Here's a breakdown of the requested information based on the provided text:

1. Table of Acceptance Criteria and Reported Device Performance

As noted, explicit "acceptance criteria" in the form of performance metrics (like sensitivity, specificity, accuracy) are not provided, as this is an electro-mechanical device, not an AI diagnostic. The "acceptance" is substantial equivalence to the predicate. The performance data and technological characteristics are compared against the predicate device.

2. Sample Size for the Test Set and Data Provenance

Not applicable in the typical sense for an AI/software diagnostic. The "test set" here refers to the physical device and components undergoing bench testing, biocompatibility, electrical safety, and reprocessing validation. The provenance of this would be internal laboratory testing by the manufacturer. No patient data is involved in these types of tests for this device.

3. Number of Experts Used to Establish Ground Truth for the Test Set and Their Qualifications

Not applicable for this type of electro-mechanical device submission. Ground truth, in this context, would be established by engineering standards, validated test methods, and industry-accepted protocols for safety and performance (e.g., precise measurements, material analyses).

4. Adjudication Method for the Test Set

Not applicable. Adjudication methods like 2+1 or 3+1 are used for establishing ground truth in clinical image interpretation or similar diagnostic tasks, which is not relevant here.

5. Multi-Reader Multi-Case (MRMC) Comparative Effectiveness Study

No. This type of study is for evaluating human performance with and without AI assistance for diagnostic tasks. The AMADEO is a surgical drill and does not involve AI assistance for human readers/interpreters in a diagnostic context.

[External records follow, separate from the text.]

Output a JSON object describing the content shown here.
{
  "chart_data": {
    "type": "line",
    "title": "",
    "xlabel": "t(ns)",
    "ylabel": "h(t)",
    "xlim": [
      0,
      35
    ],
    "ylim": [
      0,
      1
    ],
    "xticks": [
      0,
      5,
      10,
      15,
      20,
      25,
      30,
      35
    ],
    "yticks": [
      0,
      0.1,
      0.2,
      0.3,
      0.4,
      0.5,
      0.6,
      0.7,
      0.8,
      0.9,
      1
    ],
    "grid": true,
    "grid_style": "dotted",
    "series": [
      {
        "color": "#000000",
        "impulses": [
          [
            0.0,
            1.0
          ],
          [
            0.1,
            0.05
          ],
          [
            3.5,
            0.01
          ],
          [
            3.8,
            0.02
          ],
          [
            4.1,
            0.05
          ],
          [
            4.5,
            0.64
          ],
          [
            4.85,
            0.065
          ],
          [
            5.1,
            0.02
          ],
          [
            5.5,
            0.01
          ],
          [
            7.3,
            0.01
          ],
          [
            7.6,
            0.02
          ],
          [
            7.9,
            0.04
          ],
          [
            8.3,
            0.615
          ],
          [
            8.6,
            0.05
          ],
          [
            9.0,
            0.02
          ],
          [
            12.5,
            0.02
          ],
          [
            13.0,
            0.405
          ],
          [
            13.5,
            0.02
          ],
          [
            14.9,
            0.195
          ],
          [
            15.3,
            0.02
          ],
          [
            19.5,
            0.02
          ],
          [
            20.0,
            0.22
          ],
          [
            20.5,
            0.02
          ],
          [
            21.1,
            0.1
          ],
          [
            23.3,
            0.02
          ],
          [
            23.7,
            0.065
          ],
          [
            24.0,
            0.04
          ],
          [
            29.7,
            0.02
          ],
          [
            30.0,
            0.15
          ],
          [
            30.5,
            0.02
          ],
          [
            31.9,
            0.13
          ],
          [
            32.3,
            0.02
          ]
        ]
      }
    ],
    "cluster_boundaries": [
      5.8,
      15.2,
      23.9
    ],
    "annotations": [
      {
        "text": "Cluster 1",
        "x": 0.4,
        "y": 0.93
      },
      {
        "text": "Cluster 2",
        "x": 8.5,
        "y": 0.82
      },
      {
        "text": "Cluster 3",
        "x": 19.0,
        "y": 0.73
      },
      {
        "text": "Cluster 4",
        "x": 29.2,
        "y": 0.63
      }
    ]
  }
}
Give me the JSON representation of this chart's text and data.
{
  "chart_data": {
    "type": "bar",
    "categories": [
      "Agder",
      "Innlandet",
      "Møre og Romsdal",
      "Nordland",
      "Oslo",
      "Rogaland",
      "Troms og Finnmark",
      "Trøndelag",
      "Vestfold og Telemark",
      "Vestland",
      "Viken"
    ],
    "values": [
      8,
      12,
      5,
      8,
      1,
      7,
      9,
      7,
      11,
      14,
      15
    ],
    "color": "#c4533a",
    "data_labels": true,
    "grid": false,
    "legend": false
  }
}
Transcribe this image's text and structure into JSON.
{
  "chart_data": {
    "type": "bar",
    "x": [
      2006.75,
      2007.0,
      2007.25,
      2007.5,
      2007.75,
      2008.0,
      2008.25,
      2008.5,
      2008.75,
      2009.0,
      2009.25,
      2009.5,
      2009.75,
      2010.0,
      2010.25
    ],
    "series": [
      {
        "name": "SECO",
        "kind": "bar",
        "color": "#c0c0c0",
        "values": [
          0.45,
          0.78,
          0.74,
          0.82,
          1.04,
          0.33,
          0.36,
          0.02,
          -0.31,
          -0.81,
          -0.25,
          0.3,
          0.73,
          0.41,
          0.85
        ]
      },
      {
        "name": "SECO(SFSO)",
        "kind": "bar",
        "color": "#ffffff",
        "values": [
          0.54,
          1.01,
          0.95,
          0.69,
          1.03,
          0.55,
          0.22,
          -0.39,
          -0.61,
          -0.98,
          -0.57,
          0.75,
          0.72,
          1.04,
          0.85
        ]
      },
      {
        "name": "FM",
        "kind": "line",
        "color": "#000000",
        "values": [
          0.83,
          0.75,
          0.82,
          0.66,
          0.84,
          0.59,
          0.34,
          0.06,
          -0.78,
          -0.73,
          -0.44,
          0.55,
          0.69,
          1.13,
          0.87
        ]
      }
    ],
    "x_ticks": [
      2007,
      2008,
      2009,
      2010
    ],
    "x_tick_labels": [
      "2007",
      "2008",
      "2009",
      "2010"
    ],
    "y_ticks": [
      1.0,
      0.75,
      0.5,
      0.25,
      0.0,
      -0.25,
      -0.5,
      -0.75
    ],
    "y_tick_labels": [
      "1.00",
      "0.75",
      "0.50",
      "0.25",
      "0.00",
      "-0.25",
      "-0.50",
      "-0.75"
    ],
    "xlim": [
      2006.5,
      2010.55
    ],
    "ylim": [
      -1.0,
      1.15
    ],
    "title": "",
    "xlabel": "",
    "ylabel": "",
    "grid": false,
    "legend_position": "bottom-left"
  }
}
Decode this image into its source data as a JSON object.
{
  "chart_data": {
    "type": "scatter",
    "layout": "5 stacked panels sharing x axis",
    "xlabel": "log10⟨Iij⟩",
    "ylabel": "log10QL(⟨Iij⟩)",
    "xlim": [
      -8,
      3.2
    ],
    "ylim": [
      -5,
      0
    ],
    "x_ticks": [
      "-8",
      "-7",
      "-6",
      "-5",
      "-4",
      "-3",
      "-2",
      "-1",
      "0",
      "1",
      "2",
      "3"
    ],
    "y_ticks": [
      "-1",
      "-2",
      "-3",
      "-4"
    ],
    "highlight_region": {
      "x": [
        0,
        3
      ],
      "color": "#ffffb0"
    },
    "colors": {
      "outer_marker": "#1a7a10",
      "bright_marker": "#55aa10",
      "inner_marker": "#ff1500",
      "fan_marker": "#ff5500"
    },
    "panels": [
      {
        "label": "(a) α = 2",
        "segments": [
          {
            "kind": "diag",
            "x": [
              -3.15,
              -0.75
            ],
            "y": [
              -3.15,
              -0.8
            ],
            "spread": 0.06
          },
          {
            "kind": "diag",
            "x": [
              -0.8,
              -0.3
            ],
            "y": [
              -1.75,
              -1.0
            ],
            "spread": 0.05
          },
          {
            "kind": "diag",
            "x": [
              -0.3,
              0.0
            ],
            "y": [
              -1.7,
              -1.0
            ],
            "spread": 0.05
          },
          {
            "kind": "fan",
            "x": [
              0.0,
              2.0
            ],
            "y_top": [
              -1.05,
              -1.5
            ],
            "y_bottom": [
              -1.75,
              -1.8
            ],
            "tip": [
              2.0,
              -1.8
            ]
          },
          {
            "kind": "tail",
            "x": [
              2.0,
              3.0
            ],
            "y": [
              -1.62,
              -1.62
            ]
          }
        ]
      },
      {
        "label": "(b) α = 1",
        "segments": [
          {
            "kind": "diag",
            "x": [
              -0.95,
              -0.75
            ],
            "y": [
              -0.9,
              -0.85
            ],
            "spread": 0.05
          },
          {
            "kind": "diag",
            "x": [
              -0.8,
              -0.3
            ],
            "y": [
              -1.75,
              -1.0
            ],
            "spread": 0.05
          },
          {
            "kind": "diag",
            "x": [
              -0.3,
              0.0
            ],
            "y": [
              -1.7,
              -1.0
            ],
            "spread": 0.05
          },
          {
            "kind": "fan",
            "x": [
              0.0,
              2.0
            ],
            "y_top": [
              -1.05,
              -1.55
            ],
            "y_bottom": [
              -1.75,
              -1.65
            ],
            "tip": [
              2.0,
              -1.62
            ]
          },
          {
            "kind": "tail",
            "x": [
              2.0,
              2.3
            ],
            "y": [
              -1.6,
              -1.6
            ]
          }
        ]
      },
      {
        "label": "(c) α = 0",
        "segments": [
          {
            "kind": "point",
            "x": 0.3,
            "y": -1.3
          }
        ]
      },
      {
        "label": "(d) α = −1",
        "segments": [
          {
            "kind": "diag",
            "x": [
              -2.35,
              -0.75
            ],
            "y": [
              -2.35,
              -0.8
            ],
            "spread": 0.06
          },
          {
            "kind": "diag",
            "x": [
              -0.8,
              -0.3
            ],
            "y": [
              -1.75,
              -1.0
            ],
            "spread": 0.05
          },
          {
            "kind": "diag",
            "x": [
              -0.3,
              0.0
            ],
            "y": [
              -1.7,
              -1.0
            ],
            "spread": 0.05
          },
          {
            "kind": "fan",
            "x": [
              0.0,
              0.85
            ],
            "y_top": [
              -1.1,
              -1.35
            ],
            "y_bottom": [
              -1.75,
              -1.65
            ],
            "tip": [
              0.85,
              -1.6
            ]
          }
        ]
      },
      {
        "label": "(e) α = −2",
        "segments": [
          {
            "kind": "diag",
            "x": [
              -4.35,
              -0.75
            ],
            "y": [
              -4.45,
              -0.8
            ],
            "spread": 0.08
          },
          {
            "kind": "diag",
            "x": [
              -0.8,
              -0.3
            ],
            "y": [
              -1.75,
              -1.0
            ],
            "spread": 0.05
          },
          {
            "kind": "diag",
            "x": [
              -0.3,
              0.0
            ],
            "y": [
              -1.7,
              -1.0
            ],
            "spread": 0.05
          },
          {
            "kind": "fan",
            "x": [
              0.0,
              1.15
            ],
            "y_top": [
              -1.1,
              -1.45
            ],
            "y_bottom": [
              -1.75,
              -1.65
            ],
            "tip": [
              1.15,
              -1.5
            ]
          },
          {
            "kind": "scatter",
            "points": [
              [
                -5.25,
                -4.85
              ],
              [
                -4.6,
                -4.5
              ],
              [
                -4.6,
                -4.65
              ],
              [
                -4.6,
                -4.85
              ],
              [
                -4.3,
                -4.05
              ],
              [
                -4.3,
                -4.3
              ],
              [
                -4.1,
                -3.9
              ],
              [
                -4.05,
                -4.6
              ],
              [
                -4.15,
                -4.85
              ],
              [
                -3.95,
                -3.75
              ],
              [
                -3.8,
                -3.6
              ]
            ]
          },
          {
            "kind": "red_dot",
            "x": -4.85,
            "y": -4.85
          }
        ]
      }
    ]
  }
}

6. Standalone (Algorithm Only Without Human-in-the-Loop Performance) Study

No. This is relevant for AI diagnostic algorithms. The AMADEO is a physical surgical device. Its software controls the device's functions, but it's not a standalone diagnostic algorithm.

7. Type of Ground Truth Used

The "ground truth" for the AMADEO's performance comes from:

• Engineering Specifications and Standards: The device's design, operational parameters (e.g., motor speed, torque), electrical safety, and electromagnetic compatibility are validated against established engineering specifications and international standards (e.g., IEC 60601-1, IEC 60601-1-2).
• Biocompatibility Standards: Materials in contact with the patient are tested against ISO 10993 standards.
• Reprocessing Protocols: The ability to clean and sterilize/disinfect reusable components is validated against FDA guidance and established cleaning protocols.
• Functional Bench Testing: Verification that the device performs its intended functions (e.g., touchscreen responsiveness, motor control) according to its own design specifications.

8. Sample Size for the Training Set

Not applicable. There is no AI model being trained with a training set for this device.

9. How the Ground Truth for the Training Set Was Established

Not applicable, as there is no training set for an AI model.